Olahraga memainkan peran penting dalam masyarakat Angola, dengan beberapa cabang olahraga menikmati popularitas yang luas dan partisipasi aktif baik di tingkat domestik maupun internasional.
Bola basket adalah olahraga terpopuler kedua di Angola. Tim nasional putra mereka adalah salah satu yang terkuat di Afrika, telah memenangkan AfroBasket (Kejuaraan Bola Basket Afrika FIBA) sebanyak 11 kali, yang merupakan rekor gelar terbanyak. Sebagai tim papan atas di Afrika, mereka secara reguler berkompetisi di Olimpiade Musim Panas dan Piala Dunia Bola Basket FIBA. Angola juga menjadi rumah bagi salah satu liga bola basket kompetitif pertama di Afrika. Bruno Fernando, yang bermain untuk Atlanta Hawks, adalah satu-satunya pemain NBA saat ini dari Angola.

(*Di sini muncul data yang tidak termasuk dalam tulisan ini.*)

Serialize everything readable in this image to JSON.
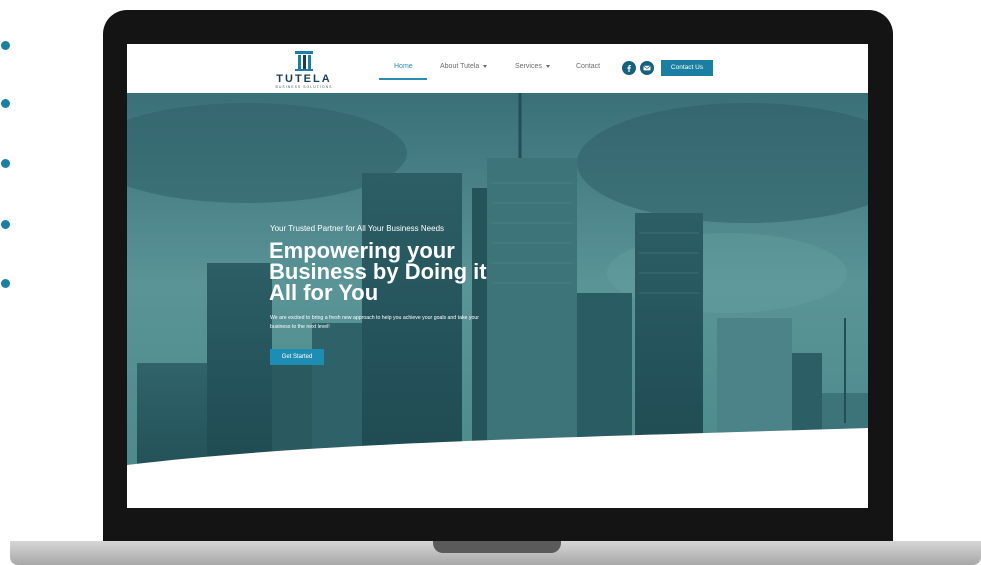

Sepak bola adalah olahraga paling populer di Angola. Angola menjadi tuan rumah Piala Afrika 2010. Tim nasional putra lolos ke Piala Dunia FIFA 2006, penampilan pertama mereka di putaran final Piala Dunia. Mereka tersingkir setelah satu kekalahan dan dua hasil imbang di babak penyisihan grup. Mereka telah memenangkan tiga Piala COSAFA dan menjadi juara kedua di Kejuaraan Negara Afrika 2011. Liga sepak bola domestik utama adalah Girabola.
Angola telah berpartisipasi dalam Kejuaraan Dunia Bola Tangan Wanita selama beberapa tahun. Negara ini juga telah tampil di Olimpiade Musim Panas selama tujuh tahun dan secara teratur berkompetisi serta pernah menjadi tuan rumah Piala Dunia Hoki Roller FIRS, di mana pencapaian terbaik mereka adalah peringkat keenam.
Angola juga sering diyakini memiliki akar sejarah dalam seni bela diri "Capoeira Angola" dan "Batuque" yang dipraktikkan oleh budak-budak Afrika Angola yang diangkut sebagai bagian dari perdagangan budak Atlantik. Atlet Angola Manel Kape adalah mantan juara kelas bantam RIZIN Fighting Federation dan saat ini berkompetisi di divisi kelas terbang UFC.
9.6. Kuliner


Kuliner Angola mencerminkan perpaduan pengaruh budaya asli Afrika, terutama Bantu, dengan sentuhan kuat dari masakan Portugis akibat periode kolonial yang panjang. Selain itu, terdapat juga jejak pengaruh dari daerah Afrika lainnya dan bahkan Brasil. Bahan-bahan pokok yang umum digunakan antara lain singkong, jagung, ubi, kacang-kacangan, sayuran hijau, ikan, dan ayam. Minyak kelapa sawit (dendê) adalah bahan penting yang memberikan rasa dan warna khas pada banyak hidangan.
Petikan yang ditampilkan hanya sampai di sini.